PhD candidate Emilie Nicolas receives Harry Jerome Award

June 6, 2013 — Research and activism fit together for winner of Harry Jerome Award

Emilie Nicolas. Photo: D. Tyszko

By Christine Elias

For Emilie Nicolas, cultural and linguistic diversity is not just a field of study — it’s personal. The PhD candidate in anthropology says her research and activism work together, helping her become a more informed and active global citizen.

“I strongly believe that my academic research should be connected to people’s needs, aspirations and life experiences,” says Nicolas. “In my view, one of the greatest strengths of anthropology is that it asks scholars to not only base their knowledge on theoretical or archival research, but also to foster an ongoing dialogue with the people and ideas they study.”
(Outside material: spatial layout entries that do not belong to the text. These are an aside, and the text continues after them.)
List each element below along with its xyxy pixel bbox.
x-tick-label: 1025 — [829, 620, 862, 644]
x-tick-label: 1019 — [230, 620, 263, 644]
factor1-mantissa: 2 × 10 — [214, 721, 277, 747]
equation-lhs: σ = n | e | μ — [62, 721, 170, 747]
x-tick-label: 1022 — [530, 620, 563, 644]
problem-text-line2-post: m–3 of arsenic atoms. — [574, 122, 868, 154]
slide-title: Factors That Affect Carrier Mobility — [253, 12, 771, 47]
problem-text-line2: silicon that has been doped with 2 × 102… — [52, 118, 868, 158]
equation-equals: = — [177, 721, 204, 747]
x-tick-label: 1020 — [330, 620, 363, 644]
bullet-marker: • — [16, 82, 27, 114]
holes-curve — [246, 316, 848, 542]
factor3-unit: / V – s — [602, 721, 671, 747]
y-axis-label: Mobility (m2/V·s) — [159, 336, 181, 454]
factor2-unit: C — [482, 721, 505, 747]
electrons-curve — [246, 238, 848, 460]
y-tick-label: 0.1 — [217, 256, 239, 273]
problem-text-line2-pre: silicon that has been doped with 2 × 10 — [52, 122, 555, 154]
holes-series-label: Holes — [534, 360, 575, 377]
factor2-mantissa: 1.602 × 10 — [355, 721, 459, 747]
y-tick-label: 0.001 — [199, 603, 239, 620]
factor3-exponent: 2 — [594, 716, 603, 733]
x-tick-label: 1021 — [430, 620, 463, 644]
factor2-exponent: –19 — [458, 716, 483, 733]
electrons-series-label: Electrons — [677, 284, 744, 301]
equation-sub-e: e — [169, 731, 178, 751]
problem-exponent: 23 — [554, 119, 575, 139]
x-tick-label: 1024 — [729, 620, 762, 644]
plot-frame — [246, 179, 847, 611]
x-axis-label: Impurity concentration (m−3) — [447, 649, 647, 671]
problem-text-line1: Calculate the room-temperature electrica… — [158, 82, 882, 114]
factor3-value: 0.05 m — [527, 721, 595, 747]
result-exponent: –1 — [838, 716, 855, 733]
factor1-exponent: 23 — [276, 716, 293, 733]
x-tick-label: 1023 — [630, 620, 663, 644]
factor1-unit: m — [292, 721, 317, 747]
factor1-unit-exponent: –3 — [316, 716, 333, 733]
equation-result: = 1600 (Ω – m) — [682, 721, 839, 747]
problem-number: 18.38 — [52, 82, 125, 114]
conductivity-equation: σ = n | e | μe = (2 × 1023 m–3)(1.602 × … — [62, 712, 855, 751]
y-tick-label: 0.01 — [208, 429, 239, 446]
“By looking at how Montreal’s non-Francophone community contributes to the discourse around Quebecois and Canadian identity, I am hoping to shed some light on some of the sources of intercultural tension in the city,” said Nicolas. “Hopefully, this project will contribute to a better understanding of how national identities and senses of belonging develop in this transnational, global age,” said Nicolas.

Beyond the university, Nicolas — who found a home in the ethnically diverse Côte-des-Neiges neighbourhood of Montreal — has given back to her community by volunteering as French language tutor to newcomers.

“I wanted to take my connection to my neigbourhood — made up of an interesting mix of Université de Montréal students, recent immigrants and refugees from all over the world — a step further,” said Nicolas. “I shared my deep attachment to Quebec society, while also learning about the world through conversations with my students. The most satisfying community engagement cannot be one-way help services, they must be mutually benefiting relationships.”

Nicolas’s academic research questions are directly inspired by the people she engaged with.

“The role of language in identity is debated every week in Quebec’s media. Taking my place as a citizen among these conversations stimulated my awareness of the impact of these discourses in determining who feels included or excluded from the public sphere,” said Nicolas. “Volunteering fuels both my passion and my insight for the questions I am trying to answer, because they have such direct consequences for people I’ve grown with and been inspired by.”

Nicolas has also volunteered at a humanitarian cooperative in Peru and participated in an Israeli observation mission, sponsored by the Centre for Israeli and Jewish Affairs, for politically active young Quebeckers.

“The goal was to expose us to different public figures — politicians, journalists, NGO workers — tour the region, explore the culture and get a better understanding of how the conflict is felt on the ground beyond the media coverage we get in Canada,” said Nicolas.

“For me, the mission was really about learning how international observers think they know without really knowing. My visit helped me to be more critical of how media frame their stories for audiences abroad. Rather than providing definite answers, I experienced the mission as the starting point of a life-long curiosity.”

This past spring, Nicolas was honoured with a Harry Jerome Award. Established in memory of Harry Jerome — Canada’s premiere track and field athlete of the 1960s — and presented by the Black Business and Professional Association, the award honours excellence in African Canadian achievement.

One of Nicolas’s supervisors, UTSC anthropology professor Alejandro Paz, was unsurprised by the award announcement.

“I was thrilled to hear about Emilie's award, which is one of many that she has won this year. But at the same time I am not surprised. Emilie is an extremely talented young scholar, whose motivation to write starts from her political activism in Quebec,” said Paz. “She puts her basic intuitions from this work under the scrutiny of theories about the relationship of nationalism, race, and language. She is not only extremely deserving, she’s also is a model for others to follow.

Nicolas also is this year’s recipient of the Barbara Frum Award in Canadian Scholarship and will join Massey College this September as a Junior Fellow.